Zła pogoda i mecz reprezentancji Polski spowodował, że młyn nie prezentował się tego dnia najlepiej. Mecz bez oprawy, ograniczamy się tylko do dopingu. W trakcie przerwy zbieraliśmy pieniądze na pirotechnikę. Do puszki "wpadło" 162 zł 50 gr. DZIĘKUJEMY! Pieniądze będą wykorzystane na przygotowanie oprawy na mecz z Legionovią Legionowo (19 września).

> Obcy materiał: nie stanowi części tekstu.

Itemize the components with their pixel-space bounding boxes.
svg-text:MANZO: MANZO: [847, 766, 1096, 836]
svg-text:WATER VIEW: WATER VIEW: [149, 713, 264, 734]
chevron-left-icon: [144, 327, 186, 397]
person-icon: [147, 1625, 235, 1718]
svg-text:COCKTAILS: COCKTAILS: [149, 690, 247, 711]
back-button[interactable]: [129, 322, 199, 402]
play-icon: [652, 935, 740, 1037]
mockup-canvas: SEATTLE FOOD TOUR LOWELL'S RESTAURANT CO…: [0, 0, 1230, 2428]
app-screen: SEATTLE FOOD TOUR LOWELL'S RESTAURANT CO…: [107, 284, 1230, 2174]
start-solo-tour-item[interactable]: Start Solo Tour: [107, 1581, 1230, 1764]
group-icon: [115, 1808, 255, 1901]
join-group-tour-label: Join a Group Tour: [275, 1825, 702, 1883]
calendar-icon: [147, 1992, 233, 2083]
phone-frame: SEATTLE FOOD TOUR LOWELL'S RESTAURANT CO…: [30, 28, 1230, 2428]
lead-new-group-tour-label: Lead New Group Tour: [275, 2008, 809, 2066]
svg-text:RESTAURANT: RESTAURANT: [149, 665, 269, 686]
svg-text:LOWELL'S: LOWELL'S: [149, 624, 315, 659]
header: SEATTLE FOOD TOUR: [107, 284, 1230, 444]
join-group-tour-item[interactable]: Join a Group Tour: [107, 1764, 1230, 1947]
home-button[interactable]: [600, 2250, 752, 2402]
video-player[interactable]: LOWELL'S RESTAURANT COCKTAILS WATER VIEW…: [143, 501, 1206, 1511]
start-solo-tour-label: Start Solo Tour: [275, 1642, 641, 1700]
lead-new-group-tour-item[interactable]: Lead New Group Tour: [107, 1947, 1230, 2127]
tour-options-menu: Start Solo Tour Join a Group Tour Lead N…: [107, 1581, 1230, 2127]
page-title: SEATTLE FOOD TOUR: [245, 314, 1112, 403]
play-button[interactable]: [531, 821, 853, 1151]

eŁKaeSiacy'03 | www.lks.elomza.pl

Odpowiedz na tę wiadomość
 
Re: ŁKS

Dajcie se na wstrzymanie z tymi swoimi sporami piłkarze nie są żadnymi maszynami i nie będą cały czas wygrywać bo zdarzają się też mocniejsi przeciwnicy.

Odpowiedz na tę wiadomość
 
Re: ŁKS

Masz rację. Najważniejsze by być z naszym Ł.K.S.-em w dobrych i gorszych chwilach. Ja jestem od ~ 30 lat , ale cieszy mnie duża frekwencja gdy jesteśmy na topie. Szczególnie podoba mi się przepiękna oprawa naszych meczy tworzona przez naszych szalików. Zawsze rzucę na to parę złociszy.Pozdrawiam!:)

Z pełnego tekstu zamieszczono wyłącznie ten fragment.